Italian prime minister Georgia Meloni has spoken out against the “political use of the EU Rule of Law Report,” after the European Commission alleged government interference in the running of the national media industries.
Italy’s country profile within the 2023 Rule of Law Report starts its media section by claiming:
Public service media play a major role in the media landscape while safeguards for their editorial and financial independence need to be strengthened.
In response, Meloni claims that the Commission’s findings contain:
clumsy and specious attacks that can only take hold in the bleak context of the recurrent use of fake news that increasingly pollutes the debate in Europe.
Readers of The European Conservative will be familiar with the way that ‘rule-of-law’ concerns are routinely used to harass sovereigntist European Union member states, primarily Hungary, Slovakia and—until recently—Poland, under its former Law and Justice (PiS) government.
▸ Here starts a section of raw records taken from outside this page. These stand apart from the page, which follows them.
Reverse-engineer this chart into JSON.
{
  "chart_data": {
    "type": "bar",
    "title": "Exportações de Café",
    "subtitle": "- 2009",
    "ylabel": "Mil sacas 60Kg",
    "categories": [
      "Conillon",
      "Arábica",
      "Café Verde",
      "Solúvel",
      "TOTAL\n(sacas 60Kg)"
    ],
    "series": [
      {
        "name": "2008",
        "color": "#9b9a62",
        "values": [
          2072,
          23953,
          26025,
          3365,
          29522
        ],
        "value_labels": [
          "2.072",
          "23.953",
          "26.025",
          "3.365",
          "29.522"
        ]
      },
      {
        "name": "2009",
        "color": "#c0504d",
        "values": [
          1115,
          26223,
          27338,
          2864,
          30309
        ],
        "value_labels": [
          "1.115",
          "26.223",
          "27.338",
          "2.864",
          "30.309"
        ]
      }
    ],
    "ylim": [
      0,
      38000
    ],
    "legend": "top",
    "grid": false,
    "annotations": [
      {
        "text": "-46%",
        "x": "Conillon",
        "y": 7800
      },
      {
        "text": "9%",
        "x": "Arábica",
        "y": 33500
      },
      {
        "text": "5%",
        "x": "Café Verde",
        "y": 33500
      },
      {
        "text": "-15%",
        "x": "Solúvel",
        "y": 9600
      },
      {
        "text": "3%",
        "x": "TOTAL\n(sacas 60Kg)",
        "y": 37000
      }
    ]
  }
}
It now appears that Italian conservatives are waking up to this instrumentalist (and hypocritical) deployment of EU ‘lawfare’.
Unfortunately, it is not apparent right now that such recognition will offer much of a shield for the Italian government against further EU interference in its domestic affairs.
Meloni has promised to make every effort to ensure in Italy and in Europe “full respect for the founding values at the basis of the European Union and the assiduous commitment to make Italy progress in the field of free information, the fight against fake news and the pluralism of the public radio and television service after decades of brazen political allotment.”
In addition to stating her position, Meloni also sets out the facts of the case. Several journalists and anchormen leaving Rai (formerly Rai – Radiotelevisione italiana) were cited by the European Commission as evidence of government pressure on the public broadcaster in Italy to adopt changes to the editorial line.
In response, Meloni named names and explained these departures as part of the normal functioning of the job market. Likewise, she reminded Ursula von der Leyen that her own executive and parliamentary majority “have not yet made use of the current legislation for the renewal of top management”. The current Rai Board of Directors was appointed by the previous legislature, “by a majority of which Fratelli d’Italia was not a part.”
The Fratelli d’Italia members of the Rai Supervisory Commission commented on the prime minister’s letter to the European Commission by thanking Giorgia Meloni:
for having unmasked for the umpteenth time the game of the anti-Italian left, which with its lies has no qualms about damaging Italy abroad in order to hit the Prime Minister.